Here an excerpt from our next new link, where the writer touches on the confusion of many that argue against judicial supremacy:
Why Judicial Supremacy Isn’t Compatible with Constitutional Supremacy
By Ramesh Ponnuru (September 10, 2015)A pro-choice voter in New Hampshire had a question for John Kasich, the Republican governor of Ohio, who was making the rounds as a presidential candidate: Would he “respect” Roe v. Wade even though he is a pro-lifer? Kasich answered, “Obviously, it’s the law of the land now, and we live with the law of the land.”
Whether he knew it or not, Kasich had wandered into a debate over the courts, one in which some of the other presidential candidates are also participants. Mike Huckabee, the former governor of Arkansas, has denounced “judicial tyranny.” When five justices ruled that the Constitution requires governments to recognize same-sex marriage, he scoffed that the Supreme Court was not “the Supreme Being.”
It’s an often-heated debate. Huckabee’s side says that the courts have established a “judicial supremacy” at odds with the actual constitutional design; the other side says that people like Huckabee are threatening the rule of law. Both sides have some reasonable points, and both could profit from conducting the debate at a lower level of abstraction.
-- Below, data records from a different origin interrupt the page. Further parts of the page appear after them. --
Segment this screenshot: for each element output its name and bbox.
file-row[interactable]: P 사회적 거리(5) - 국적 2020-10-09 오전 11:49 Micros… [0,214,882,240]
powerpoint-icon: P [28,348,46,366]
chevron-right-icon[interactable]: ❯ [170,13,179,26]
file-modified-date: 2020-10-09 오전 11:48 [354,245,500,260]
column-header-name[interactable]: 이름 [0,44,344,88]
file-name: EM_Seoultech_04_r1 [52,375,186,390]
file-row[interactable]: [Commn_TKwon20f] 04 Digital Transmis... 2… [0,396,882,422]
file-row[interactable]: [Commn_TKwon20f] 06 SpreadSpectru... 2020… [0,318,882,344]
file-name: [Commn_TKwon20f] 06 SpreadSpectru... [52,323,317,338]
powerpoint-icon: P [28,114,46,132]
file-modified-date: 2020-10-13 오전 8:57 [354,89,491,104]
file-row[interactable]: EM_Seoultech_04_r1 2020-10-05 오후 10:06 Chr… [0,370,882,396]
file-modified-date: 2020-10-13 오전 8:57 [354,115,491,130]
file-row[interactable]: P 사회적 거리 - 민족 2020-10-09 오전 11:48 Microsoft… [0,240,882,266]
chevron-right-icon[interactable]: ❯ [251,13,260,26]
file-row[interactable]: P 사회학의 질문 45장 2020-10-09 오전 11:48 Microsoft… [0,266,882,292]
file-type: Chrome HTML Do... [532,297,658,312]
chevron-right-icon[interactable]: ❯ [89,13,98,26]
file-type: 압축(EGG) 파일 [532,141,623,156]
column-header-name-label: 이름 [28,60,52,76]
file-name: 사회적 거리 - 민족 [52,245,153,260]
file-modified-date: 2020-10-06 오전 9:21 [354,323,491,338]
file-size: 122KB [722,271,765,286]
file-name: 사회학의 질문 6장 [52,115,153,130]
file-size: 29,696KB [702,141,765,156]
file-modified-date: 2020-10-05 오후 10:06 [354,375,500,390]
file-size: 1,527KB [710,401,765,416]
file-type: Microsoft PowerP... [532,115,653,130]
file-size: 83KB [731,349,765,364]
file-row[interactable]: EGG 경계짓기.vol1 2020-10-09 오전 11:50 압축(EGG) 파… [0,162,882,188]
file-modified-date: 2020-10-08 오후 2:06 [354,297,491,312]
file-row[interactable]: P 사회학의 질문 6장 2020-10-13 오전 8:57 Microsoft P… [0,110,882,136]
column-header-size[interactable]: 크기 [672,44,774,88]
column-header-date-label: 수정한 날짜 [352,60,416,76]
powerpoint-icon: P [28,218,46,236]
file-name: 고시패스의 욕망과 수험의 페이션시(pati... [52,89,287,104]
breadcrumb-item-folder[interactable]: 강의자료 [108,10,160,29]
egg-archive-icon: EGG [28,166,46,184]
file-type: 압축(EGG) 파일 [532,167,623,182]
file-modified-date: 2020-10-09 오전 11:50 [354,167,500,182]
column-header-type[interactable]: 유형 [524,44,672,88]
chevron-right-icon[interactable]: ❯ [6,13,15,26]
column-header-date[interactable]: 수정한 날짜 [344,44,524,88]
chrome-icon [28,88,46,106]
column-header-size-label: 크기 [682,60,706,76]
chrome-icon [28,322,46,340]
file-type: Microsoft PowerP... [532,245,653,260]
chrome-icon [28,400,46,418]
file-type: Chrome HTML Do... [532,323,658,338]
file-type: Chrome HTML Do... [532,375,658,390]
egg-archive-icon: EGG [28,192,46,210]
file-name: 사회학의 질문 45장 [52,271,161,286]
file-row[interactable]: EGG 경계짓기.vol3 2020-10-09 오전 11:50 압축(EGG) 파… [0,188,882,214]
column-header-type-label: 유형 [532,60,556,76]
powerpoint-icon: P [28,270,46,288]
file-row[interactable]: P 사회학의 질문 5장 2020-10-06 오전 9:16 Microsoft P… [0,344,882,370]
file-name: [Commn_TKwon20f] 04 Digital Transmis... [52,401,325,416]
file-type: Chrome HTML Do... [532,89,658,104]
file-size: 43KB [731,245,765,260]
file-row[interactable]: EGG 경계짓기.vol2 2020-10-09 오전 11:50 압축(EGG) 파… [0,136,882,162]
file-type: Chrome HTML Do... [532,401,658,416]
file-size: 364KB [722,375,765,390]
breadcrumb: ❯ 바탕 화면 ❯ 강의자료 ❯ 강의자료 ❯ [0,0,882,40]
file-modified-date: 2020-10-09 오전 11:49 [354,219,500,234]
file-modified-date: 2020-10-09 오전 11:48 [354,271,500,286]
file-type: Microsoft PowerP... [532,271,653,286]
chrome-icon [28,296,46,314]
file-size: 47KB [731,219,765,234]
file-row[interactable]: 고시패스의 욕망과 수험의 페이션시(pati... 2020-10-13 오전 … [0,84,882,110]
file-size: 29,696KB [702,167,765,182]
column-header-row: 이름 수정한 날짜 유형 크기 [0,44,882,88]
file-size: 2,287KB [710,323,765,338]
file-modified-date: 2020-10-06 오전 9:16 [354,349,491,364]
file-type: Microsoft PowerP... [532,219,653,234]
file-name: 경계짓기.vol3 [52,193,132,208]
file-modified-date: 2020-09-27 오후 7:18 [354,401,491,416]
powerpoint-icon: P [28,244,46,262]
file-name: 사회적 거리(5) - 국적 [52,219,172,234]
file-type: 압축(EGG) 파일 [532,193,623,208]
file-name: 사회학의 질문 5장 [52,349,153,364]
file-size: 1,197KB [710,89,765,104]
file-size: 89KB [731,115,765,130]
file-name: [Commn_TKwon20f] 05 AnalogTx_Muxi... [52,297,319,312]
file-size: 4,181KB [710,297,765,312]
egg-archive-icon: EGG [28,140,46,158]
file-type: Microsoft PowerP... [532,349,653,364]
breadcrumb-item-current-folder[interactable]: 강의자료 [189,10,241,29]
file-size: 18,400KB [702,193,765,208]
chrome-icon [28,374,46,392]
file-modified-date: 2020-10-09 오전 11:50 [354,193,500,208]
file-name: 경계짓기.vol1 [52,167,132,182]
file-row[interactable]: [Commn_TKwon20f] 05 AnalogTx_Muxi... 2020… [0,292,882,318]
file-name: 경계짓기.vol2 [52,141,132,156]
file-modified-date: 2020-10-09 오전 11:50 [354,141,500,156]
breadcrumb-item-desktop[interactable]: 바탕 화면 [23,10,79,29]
Huckabee’s side of the argument is of course the weaker one in our political culture. Think of how often people say, without realizing they are making a controversial claim, that abortion is “a constitutional right” or that laws against it are “unconstitutional.” The Supreme Court has ruled to that effect; our shorthand treats its rulings as either correct by definition or authoritative in such a strong sense that we should describe them as though they were. “The Constitution is what the judges say it is,” as Chief Justice Charles Evans Hughes said before he was on the Court. Even when arguments about judicial supremacy appear to have no practical import, they lie beneath judgments about how we should talk about judicial decisions.
The case against this way of thinking holds that judicial supremacy is incompatible with constitutional supremacy. The courts can get the Constitution wrong; if they could not, there would be no point to justices’ trying to get it right by reasoning about the Constitution. Judicial review, though not explicitly authorized by the Constitution, can be inferred from it: In cases where the courts have to decide whether to apply the Constitution or a statute that conflicts with it, the higher law has to take precedence. The case against judicial supremacy rests on a similar inference: In cases where a judicial interpretation of the Constitution is at odds with the actual document, it is the latter that deserves the allegiance of citizens and officeholders. Kasich is therefore wrong: The Constitution is “the law of the land,” not Roe. (You can look it up in the Constitution’s sixth article.)